Habían pasado dos días encerrados en aquel palacio de techos de cedro y suelo de piedra negra. Sus guardianes los alimentaban y se mostraban extremadamente corteses, pero no respondían a ninguna de sus preguntas ni les permitían abandonar el recinto.

Lisán estuvo en cada momento al lado de Sac Nicte, apartado del dolor de Na Itzá, la rabia de Piri y la indiferencia de Jabbar. Los dos habían acordado no pensar en ese cercano y terrible día, y hablar tan sólo de su pasado, de tantos detalles que desconocían el uno del otro.

De vez en cuando el andalusí extendía la mano y acariciaba a la mujer, en la mejilla o en el brazo, o hundía los dedos entre sus cabellos. En una ocasión, ella sonrió y le preguntó por qué hacía eso.

– Estás aquí. Te puedo tocar. Eres real. Me amas… Y todavía seguimos juntos.

Al llegar la noche del segundo día, Lisán sintió que el próximo amanecer iba a traer lo que tanto temían. Lo notaba en el ambiente, en los sonidos de los preparativos para el acontecimiento, que se habían vuelto más frenéticos, en el olor a muchedumbre y a guisos callejeros que llenaba la ciudad. Tenochtitlán no dormía, mantenía la respiración aguardando lo que iba a suceder al día siguiente, y el andalusí sentía en sus propias tripas el nerviosismo de tantos millares de personas. Y también recordaba la fecha señalada por el disco dorado…

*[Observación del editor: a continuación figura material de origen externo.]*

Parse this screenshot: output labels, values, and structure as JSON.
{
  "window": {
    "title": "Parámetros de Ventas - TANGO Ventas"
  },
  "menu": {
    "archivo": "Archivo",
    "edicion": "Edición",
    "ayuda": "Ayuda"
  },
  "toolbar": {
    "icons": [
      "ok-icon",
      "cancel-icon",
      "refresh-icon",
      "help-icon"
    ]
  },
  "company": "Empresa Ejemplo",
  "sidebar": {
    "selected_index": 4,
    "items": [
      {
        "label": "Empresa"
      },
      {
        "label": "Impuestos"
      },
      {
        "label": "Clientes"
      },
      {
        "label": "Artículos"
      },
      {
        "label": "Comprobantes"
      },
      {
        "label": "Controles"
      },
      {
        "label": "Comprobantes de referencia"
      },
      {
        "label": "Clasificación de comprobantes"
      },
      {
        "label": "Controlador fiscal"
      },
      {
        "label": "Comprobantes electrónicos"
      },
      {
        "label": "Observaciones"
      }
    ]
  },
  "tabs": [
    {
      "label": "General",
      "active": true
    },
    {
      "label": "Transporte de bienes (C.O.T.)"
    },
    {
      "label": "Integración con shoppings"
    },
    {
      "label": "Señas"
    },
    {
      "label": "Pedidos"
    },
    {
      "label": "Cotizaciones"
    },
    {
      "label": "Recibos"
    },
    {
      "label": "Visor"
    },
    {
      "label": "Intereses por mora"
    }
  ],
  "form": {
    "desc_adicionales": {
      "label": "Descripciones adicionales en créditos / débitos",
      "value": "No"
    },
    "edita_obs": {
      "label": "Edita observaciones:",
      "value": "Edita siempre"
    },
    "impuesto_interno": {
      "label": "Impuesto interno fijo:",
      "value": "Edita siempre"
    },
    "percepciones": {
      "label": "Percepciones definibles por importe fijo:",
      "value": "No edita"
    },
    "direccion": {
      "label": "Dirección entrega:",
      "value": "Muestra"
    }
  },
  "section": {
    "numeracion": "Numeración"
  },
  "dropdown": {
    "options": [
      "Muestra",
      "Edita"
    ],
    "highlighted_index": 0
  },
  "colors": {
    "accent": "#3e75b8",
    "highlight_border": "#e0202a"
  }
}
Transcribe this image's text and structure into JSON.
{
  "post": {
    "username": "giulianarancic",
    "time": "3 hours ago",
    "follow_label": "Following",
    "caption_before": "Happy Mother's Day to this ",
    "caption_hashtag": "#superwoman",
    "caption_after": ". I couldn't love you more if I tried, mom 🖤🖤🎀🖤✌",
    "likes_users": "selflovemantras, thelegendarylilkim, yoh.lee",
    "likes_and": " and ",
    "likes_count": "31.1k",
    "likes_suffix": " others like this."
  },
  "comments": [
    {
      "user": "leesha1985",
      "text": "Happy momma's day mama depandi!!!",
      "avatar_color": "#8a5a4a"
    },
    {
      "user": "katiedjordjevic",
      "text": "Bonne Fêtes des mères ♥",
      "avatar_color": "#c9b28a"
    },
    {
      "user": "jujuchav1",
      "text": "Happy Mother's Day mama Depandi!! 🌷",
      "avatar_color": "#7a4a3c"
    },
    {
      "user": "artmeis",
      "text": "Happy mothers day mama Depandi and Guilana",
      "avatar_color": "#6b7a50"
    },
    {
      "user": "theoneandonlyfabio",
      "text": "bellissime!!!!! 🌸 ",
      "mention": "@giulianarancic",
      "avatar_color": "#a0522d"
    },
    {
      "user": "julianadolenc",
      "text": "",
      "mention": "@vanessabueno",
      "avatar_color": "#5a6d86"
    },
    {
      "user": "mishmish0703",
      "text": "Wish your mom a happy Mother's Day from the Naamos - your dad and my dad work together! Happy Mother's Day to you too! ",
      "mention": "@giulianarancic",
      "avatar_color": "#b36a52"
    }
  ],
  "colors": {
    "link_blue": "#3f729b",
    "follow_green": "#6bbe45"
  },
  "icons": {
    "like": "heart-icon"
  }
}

Subió a la azotea del palacio y contempló el gran arco plateado que trazaba el cometa por el cielo nocturno. Varios surtidores brotaban de su núcleo y eran claramente visibles como pequeñas colas incipientes. Dos días antes se había eclipsado detrás de la luna, que había quedado rodeada por un espectacular halo blanco, pero la noche anterior había reaparecido y la cola cruzaba ahora el cielo como el tajo de una cimitarra.